Volunteers prepare plates of food at the annual Community Christmas Dinner at the First United Methodist Church on Saturday, Dec. 25, 2021.

Saturday’s annual Community Christmas Dinner got started not with a miles-long line of guests waiting to enter the dining room, but with phone call after phone call from people wanting their meals to be delivered to their homes.

As the first diners stepped off Vermont Street and into the First United Methodist Church lunch room, dinner organizer Deb Engstrom sat in an office with a volunteer who was manning a busy phone, assuring callers that their meals were on the way. And an hour before, cars had been lined up for blocks around the church waiting to pick up meals for delivery, Engstrom said.

For 28 years, Engstrom has taken on the big logistical job of coordinating the annual Community Christmas Dinner. She said an ad hoc committee has organized the annual meal since 1993. The committee took over when the original community meal provider, the Flamingo Club in North Lawrence, decided it could no longer ask employees to give up their time on Christmas Day to support the effort.

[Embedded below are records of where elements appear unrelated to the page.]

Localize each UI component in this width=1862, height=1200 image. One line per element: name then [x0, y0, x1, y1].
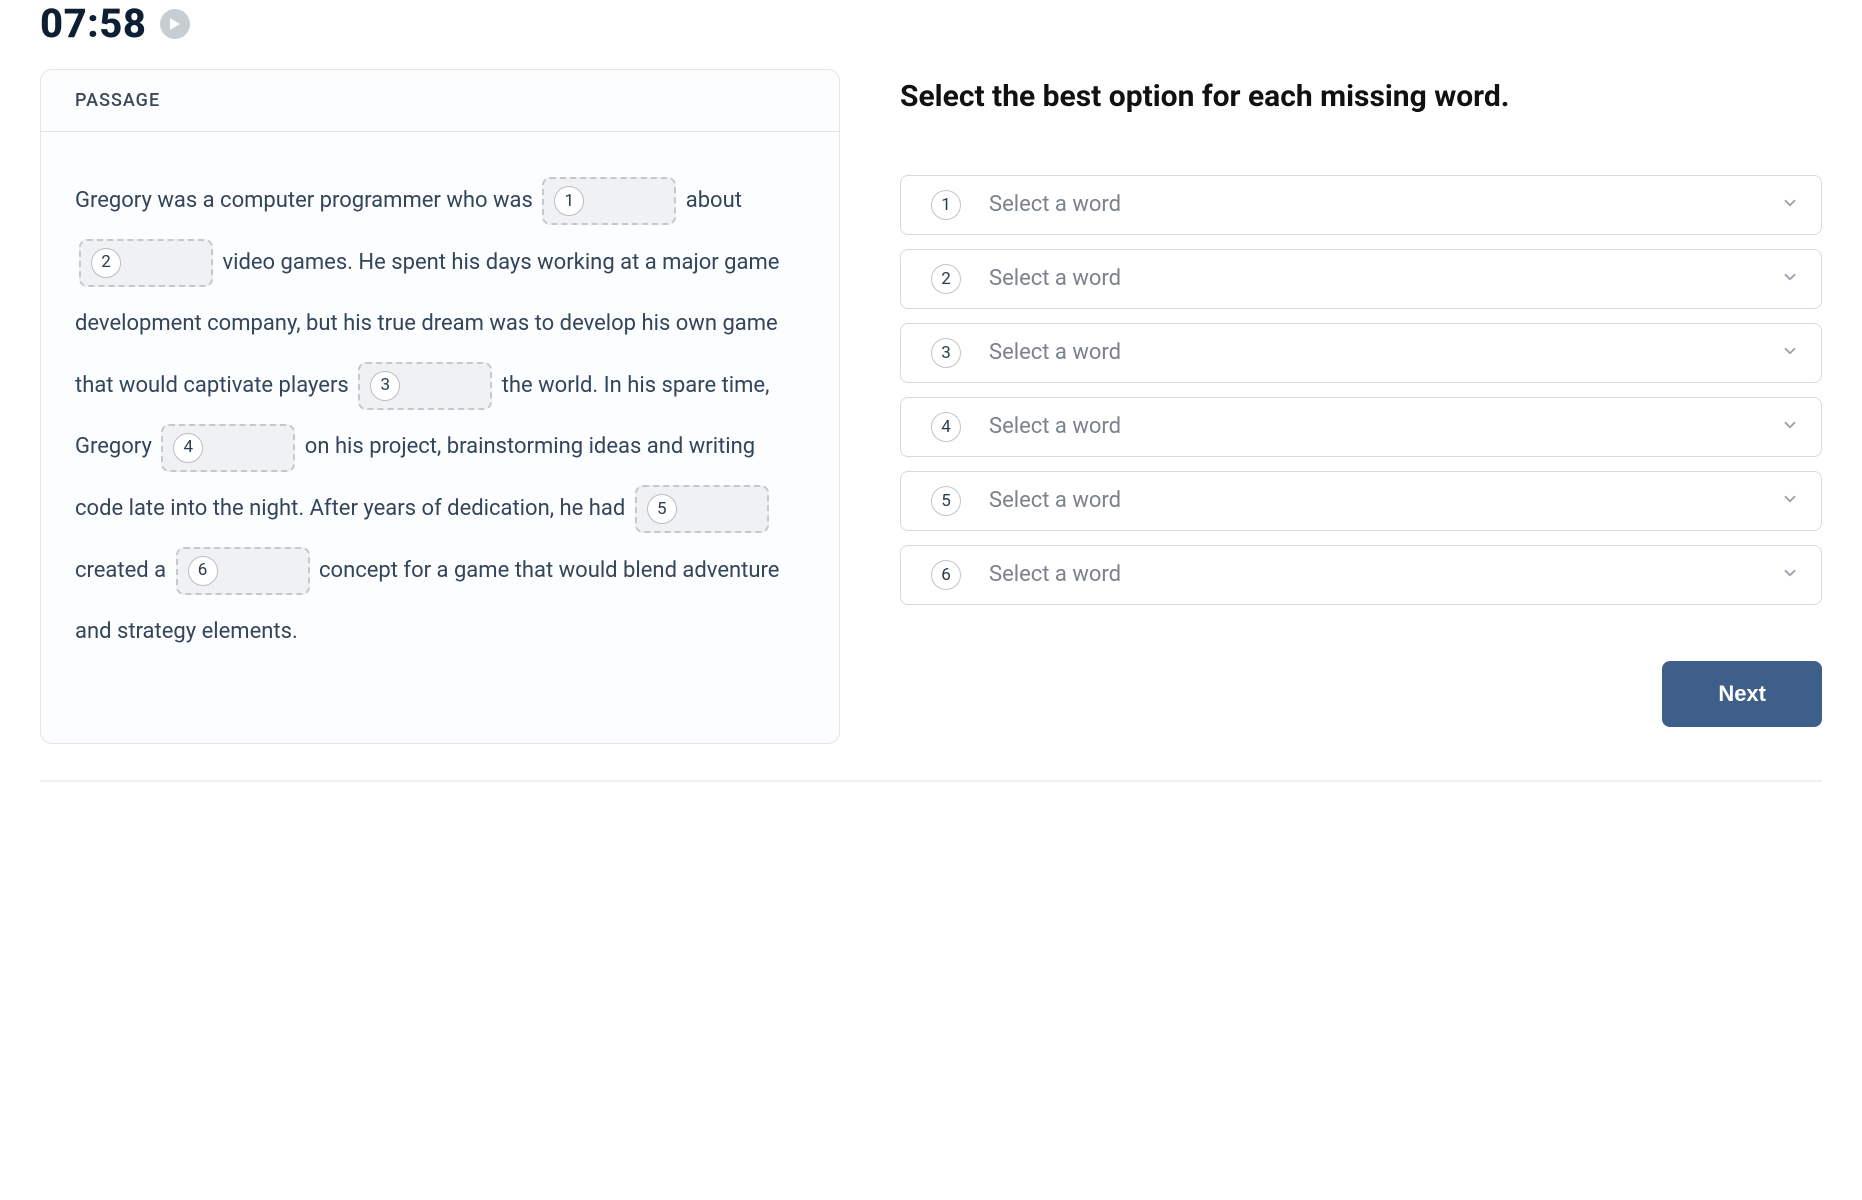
- instruction-text: Select the best option for each missing …: [900, 75, 1822, 119]
- passage-blank-5[interactable]: 5: [635, 485, 769, 533]
- passage-blank-4[interactable]: 4: [161, 424, 295, 472]
- timer-bar: 07:58: [40, 0, 1822, 69]
- footer-divider: [40, 780, 1822, 782]
- passage-card: PASSAGE Gregory was a computer programme…: [40, 69, 840, 744]
- word-select-2[interactable]: 2 Select a word: [900, 249, 1822, 309]
- chevron-down-icon: [1781, 342, 1799, 364]
- answer-column: Select the best option for each missing …: [900, 69, 1822, 727]
- chevron-down-icon: [1781, 268, 1799, 290]
- word-select-1[interactable]: 1 Select a word: [900, 175, 1822, 235]
- next-button[interactable]: Next: [1662, 661, 1822, 727]
- passage-blank-6[interactable]: 6: [176, 547, 310, 595]
- play-button[interactable]: [160, 9, 190, 39]
- passage-header: PASSAGE: [41, 70, 839, 132]
- passage-blank-2[interactable]: 2: [79, 239, 213, 287]
- chevron-down-icon: [1781, 564, 1799, 586]
- word-select-5[interactable]: 5 Select a word: [900, 471, 1822, 531]
- next-wrap: Next: [900, 661, 1822, 727]
- blank-number: 3: [370, 371, 400, 401]
- select-placeholder: Select a word: [989, 562, 1781, 587]
- play-icon: [169, 17, 181, 31]
- select-placeholder: Select a word: [989, 488, 1781, 513]
- select-list: 1 Select a word 2 Select a word 3 Select a wo…: [900, 175, 1822, 605]
- select-placeholder: Select a word: [989, 414, 1781, 439]
- word-select-6[interactable]: 6 Select a word: [900, 545, 1822, 605]
- blank-number: 4: [173, 433, 203, 463]
- blank-number: 1: [554, 186, 584, 216]
- word-select-4[interactable]: 4 Select a word: [900, 397, 1822, 457]
- select-number: 6: [931, 560, 961, 590]
- select-number: 1: [931, 190, 961, 220]
- chevron-down-icon: [1781, 194, 1799, 216]
- main-layout: PASSAGE Gregory was a computer programme…: [40, 69, 1822, 744]
- select-number: 2: [931, 264, 961, 294]
- passage-blank-1[interactable]: 1: [542, 177, 676, 225]
- blank-number: 2: [91, 248, 121, 278]
- select-placeholder: Select a word: [989, 192, 1781, 217]
- select-placeholder: Select a word: [989, 340, 1781, 365]
- chevron-down-icon: [1781, 490, 1799, 512]
- blank-number: 6: [188, 556, 218, 586]
- passage-blank-3[interactable]: 3: [358, 362, 492, 410]
- select-placeholder: Select a word: [989, 266, 1781, 291]
- select-number: 3: [931, 338, 961, 368]
- timer-display: 07:58: [40, 0, 146, 47]
- chevron-down-icon: [1781, 416, 1799, 438]
- passage-body: Gregory was a computer programmer who wa…: [41, 132, 839, 743]
- select-number: 5: [931, 486, 961, 516]
- select-number: 4: [931, 412, 961, 442]
- blank-number: 5: [647, 494, 677, 524]
- word-select-3[interactable]: 3 Select a word: [900, 323, 1822, 383]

“We took over, because as a group we decided the Christmas Day meal was something we could not not have,” she said.

The committee collects donations of turkeys, pies and money to provide the meal each year, and it relies on volunteers to do the work of preparing and delivering the food. Engstrom said that this year, 120 volunteers helped out. About 800 meals were delivered to people’s homes, and another 150 were served at the church or handed over for guests to take home, Engstrom said.

Among the volunteers working on Saturday were the father-daughter team of Howard and Natalie Harris. Natalie now lives in Parkville, Mo., but she came back to her old hometown to join her dad in volunteering for the meal. She said her parents were the first members of the family to help with the meal, and that they’ve since recruited her, her siblings and other members of the family to join them.

“This is what we do for Christmas,” she said. “It’s our family Christmas tradition.”

Howard Harris said he first started volunteering for the meal more than a decade ago.

“I like helping people,” he said. “There’s a lot of need for the homeless and the elderly. You get to see friendly faces. I saw a couple of women I got to know while undergoing rehab for knee replacement. It was good seeing them.”

Sitting at a table with four other men, Scott Rausch said the meal was good but that the best thing about the experience was the holiday company he was able to enjoy. He wasn’t able to travel to Sabetha to spend the day with his family, he said.

To his right was Michael Turner, who said the meal was a Christmas tradition for him.

“I volunteered to serve back when it was at another church,” he said. “I’ve been coming for the meal since.”

photo by: Elvyn Jones

Longtime Community Christmas Dinner volunteer Howard Harris spoons up more food on Saturday, Dec. 25, 2021, at First United Methodist Church.

photo by: Elvyn Jones

Michael Turner, left, and Scott Rausch enjoy their meals at the annual Community Christmas Dinner at the First United Methodist Church on Saturday, Dec. 25, 2021.